On view at Tate Britain | LUBAINA HIMID

Lubaina Himid, The Carrot Piece, 1985, Acrylic paint on plywood, wood and cardboard, and string, dimensions variable. Courtesy the artist, Greene Naftali, New York, and Hollybush Gardens, London

LUBAINA HIMID in Women in Revolt! and The State We're In
Tate Britain, London
Millbank
London SW1P 4RG

Women in Revolt! Art and Activism in the UK 1970-1990
November 8, 2023 – April 7, 2024

Himid's 1985 work The Carrot Piece is now on view in Women in Revolt! at Tate Britain.

Women in Revolt! brings together a wide variety of mediums including painting, drawing, sculpture, performance, film and photography. It explores and reflects on issues and events such as: the British Women’s Liberation movement, the fight for legal changes impacting women, maternal and domestic experiences, Punk and independent music, Greenham Common and the peace movement, the visibility of Black and South Asian Women Artists, Section 28 and the AIDs pandemic.

This exhibition is the first of its kind – a major survey of feminist art by over 100 women artists working in the UK. It explores how networks of women used radical ideas and rebellious methods to make an invaluable contribution to British culture. Through their creative practices, women’s liberation was forged against the backdrop of extreme social, economic and political change.

The State We're In, 2000-Now
Main Floor | Room 28

Himid’s 2021 painting H.M.S. Calcutta is now on view at the Tate Britain in a group presentation of works titled “The State We’re In 2000-Now.”

From Artforum:

“In one corner, The State We’re In, A, 2015, a huge photograph of the Atlantic Ocean by Wolfgang Tillmans, hangs next to Lubaina Himid’s H.M.S. Calcutta, 2021, a reimagining of James Tissot’s 1876 painting of the same name.
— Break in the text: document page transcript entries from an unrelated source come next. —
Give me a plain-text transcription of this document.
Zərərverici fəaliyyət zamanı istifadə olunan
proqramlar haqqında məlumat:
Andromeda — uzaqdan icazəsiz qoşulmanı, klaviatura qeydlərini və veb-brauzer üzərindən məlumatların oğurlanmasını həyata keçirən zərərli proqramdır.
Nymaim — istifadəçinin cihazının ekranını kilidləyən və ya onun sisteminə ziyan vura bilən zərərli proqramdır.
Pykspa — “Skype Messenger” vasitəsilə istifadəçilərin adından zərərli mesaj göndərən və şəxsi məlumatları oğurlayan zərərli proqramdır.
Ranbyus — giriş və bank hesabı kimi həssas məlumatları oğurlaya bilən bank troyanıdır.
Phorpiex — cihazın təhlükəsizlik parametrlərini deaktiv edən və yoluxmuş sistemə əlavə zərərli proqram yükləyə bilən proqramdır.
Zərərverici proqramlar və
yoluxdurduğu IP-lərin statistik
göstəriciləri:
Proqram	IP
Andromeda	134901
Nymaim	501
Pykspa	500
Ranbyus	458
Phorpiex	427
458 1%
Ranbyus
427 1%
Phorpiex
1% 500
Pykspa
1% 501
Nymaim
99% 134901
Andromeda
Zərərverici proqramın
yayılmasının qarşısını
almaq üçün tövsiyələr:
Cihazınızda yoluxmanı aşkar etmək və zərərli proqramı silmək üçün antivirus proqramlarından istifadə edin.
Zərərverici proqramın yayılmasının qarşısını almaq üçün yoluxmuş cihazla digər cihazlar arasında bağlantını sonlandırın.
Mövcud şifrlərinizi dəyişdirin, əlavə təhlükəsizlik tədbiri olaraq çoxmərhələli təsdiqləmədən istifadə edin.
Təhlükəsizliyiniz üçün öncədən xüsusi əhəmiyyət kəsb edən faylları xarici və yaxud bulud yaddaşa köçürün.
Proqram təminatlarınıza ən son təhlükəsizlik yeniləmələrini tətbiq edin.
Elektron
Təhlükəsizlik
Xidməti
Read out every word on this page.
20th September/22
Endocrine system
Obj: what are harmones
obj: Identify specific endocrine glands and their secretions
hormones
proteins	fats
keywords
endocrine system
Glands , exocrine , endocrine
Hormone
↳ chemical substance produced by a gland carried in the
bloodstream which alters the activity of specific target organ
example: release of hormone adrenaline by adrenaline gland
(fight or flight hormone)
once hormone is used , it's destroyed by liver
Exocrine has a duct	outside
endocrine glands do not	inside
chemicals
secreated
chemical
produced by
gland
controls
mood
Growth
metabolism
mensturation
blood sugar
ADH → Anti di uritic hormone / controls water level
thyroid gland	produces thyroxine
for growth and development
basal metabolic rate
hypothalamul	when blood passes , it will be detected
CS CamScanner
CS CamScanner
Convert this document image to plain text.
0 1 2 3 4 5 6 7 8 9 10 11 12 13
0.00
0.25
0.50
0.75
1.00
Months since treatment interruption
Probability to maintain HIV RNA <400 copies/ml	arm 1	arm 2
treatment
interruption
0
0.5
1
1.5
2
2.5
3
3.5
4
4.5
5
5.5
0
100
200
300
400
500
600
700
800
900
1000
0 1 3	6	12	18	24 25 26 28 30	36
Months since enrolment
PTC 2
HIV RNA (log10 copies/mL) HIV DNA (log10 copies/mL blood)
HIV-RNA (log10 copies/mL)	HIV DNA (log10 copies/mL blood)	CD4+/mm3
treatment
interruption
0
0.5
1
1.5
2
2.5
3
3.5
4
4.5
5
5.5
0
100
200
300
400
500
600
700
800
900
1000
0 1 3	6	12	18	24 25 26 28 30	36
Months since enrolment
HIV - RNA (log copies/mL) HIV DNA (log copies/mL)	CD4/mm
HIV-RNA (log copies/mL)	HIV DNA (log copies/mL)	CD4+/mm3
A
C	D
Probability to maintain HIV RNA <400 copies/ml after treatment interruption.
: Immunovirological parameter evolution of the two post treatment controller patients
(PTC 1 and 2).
Himid replaces Tissot’s three white figures with two black women in colorful modern dress, the waves beyond them choppy and rough, like those that dominate Tillmans’s inkjet print, with just a slim horizontal of gray sky visible above the dark waters. In both works, the vastness of the sea, its long horizon, beckons, overwhelms, terrifies, dazzles, promises—what? Something we’re looking for, something we still can’t see. A country fluid and in flux, an island nation defined in so many ways by the tides, real and conceptual, that ebb and flow around it.”